The Deepak Fertilisers and Petrochemicals Corp. Ltd stock was locked at the upper circuit on Wednesday as news came in that it has signed a pact for a joint venture (JV) with Yara International ASA, a global leader in ammonia, specialty and bulk fertilizers, and ammonium nitrate. The JV, 51% of which will be held by Deepak Fertilisers, will manufacture specialty fertilizers such as bio-fertilizers and water-soluble fertilizers and ammonium nitrate, used as an explosive in the mining industry.
For Deepak Fertilisers , the JV will give it access to technology, which Yara has in specialty fertilizers. In exchange, Yara will get a foothold in the Indian market. Market sources say the due diligence should be through by April and the plant should be set up in the second half of FY09. Details about the JV haven’t been announced, but Deepak had around Rs120 crore worth of liquid investments in its books at the end of FY07 and a very comfortable debt-equity ratio of 0.5, so it probably won’t need to dilute equity for its investments in the JV.
The JV should, in two to three years’ time, give Deepak Fertilisers a large market share in specialty fertilizers, most of which are imported at the moment. Pricing, too, is free for this category. But we’ll have to wait for the management to give an indication of the impact on future earnings.
Before Wednesday’s 20% jump, the stock had corrected sharply after analysts were disappointed with earnings growth for the December quarter, with net profit lower compared to the year-ago period. Rental income from the company’s Ishanya mall has started coming in from the third quarter and it will get larger during the current quarter. However, the availability of gas remains a problem and it’s not expected to be remedied soon. Fertilizer production will also continue to be constrained because of the unavailability of phosphoric acid. And finally, methanol prices have started falling again.
In short, while the signing of the JV will undoubtedly be a source of growth in future, the company’s present condition is not something to be euphoric about.

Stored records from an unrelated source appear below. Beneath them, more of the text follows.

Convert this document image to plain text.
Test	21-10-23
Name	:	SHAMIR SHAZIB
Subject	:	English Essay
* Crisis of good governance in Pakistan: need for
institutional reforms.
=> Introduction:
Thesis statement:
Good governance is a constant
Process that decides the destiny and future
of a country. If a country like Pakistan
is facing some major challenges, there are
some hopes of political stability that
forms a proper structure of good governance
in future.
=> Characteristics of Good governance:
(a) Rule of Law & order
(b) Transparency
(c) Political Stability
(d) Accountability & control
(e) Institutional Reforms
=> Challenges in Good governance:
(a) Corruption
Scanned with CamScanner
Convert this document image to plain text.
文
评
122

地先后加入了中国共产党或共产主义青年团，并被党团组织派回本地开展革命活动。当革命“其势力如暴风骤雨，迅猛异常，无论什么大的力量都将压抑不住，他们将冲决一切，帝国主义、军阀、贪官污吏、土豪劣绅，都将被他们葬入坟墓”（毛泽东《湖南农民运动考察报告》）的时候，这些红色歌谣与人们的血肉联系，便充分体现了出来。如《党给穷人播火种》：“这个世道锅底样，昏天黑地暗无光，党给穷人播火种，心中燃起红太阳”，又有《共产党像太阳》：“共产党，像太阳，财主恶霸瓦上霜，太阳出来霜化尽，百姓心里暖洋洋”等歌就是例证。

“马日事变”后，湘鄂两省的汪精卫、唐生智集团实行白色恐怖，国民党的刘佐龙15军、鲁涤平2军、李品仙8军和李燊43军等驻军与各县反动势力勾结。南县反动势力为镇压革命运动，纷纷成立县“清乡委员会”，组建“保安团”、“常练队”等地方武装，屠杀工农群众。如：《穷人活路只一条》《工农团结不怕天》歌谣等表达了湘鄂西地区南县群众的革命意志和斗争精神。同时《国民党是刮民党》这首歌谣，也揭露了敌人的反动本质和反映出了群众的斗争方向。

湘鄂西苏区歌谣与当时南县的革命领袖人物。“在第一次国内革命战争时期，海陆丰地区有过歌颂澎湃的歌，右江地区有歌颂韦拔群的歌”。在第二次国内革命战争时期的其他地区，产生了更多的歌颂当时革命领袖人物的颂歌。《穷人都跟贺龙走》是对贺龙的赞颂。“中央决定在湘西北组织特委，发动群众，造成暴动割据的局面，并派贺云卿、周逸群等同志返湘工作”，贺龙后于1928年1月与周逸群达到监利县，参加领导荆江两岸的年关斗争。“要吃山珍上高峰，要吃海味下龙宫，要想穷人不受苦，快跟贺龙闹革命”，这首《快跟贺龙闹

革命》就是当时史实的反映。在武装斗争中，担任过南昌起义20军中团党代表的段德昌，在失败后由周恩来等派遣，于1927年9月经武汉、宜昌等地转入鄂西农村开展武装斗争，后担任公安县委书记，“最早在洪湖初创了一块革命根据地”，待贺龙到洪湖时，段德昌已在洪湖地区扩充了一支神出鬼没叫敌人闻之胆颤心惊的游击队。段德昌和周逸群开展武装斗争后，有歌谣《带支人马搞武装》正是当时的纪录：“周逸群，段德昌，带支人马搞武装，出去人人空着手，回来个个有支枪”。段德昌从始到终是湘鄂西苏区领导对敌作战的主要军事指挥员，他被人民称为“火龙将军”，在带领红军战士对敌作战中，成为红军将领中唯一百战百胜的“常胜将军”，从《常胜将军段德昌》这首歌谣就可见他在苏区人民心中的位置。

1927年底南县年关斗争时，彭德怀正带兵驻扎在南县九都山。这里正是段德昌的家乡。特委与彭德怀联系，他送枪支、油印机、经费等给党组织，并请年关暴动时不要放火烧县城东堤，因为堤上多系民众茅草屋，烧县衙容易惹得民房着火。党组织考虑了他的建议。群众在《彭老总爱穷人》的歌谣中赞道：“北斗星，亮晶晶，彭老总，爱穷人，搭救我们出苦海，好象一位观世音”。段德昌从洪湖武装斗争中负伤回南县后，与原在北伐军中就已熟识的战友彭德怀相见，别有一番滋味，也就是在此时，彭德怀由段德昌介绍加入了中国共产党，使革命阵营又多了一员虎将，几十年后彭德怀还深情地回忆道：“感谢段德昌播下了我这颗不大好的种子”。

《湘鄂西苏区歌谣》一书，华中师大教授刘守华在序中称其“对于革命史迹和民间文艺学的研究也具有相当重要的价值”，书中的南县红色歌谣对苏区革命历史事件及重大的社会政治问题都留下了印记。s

The Bombay Stock Exchange has always lagged the National Stock Exchange in the derivatives segment; so it was surprising to see its mini index futures contract, Chota Sensex, garner higher volumes than the mini-Nifty for nearly three weeks into the launch of the new product. But as this column had noted on the day of the product’s launch, initial volumes could be artificial trades by friendly brokers to give a false impression of liquidity.
Well, the ploy gave way after the markets crashed on 22 January. Since then, the daily turnover of BSE’s mini-futures contracts has averaged Rs7.4 crore a day, 97% lower than the average of Rs254.8 crore in the first 15 trading sessions. Brokers would have been busy looking after their own positions and those of their clients after the cash, with little time left to indulge in artificial trades. In NSE’s case, volumes have fallen just 7.6% to an average of Rs236.7 crore since 22 January.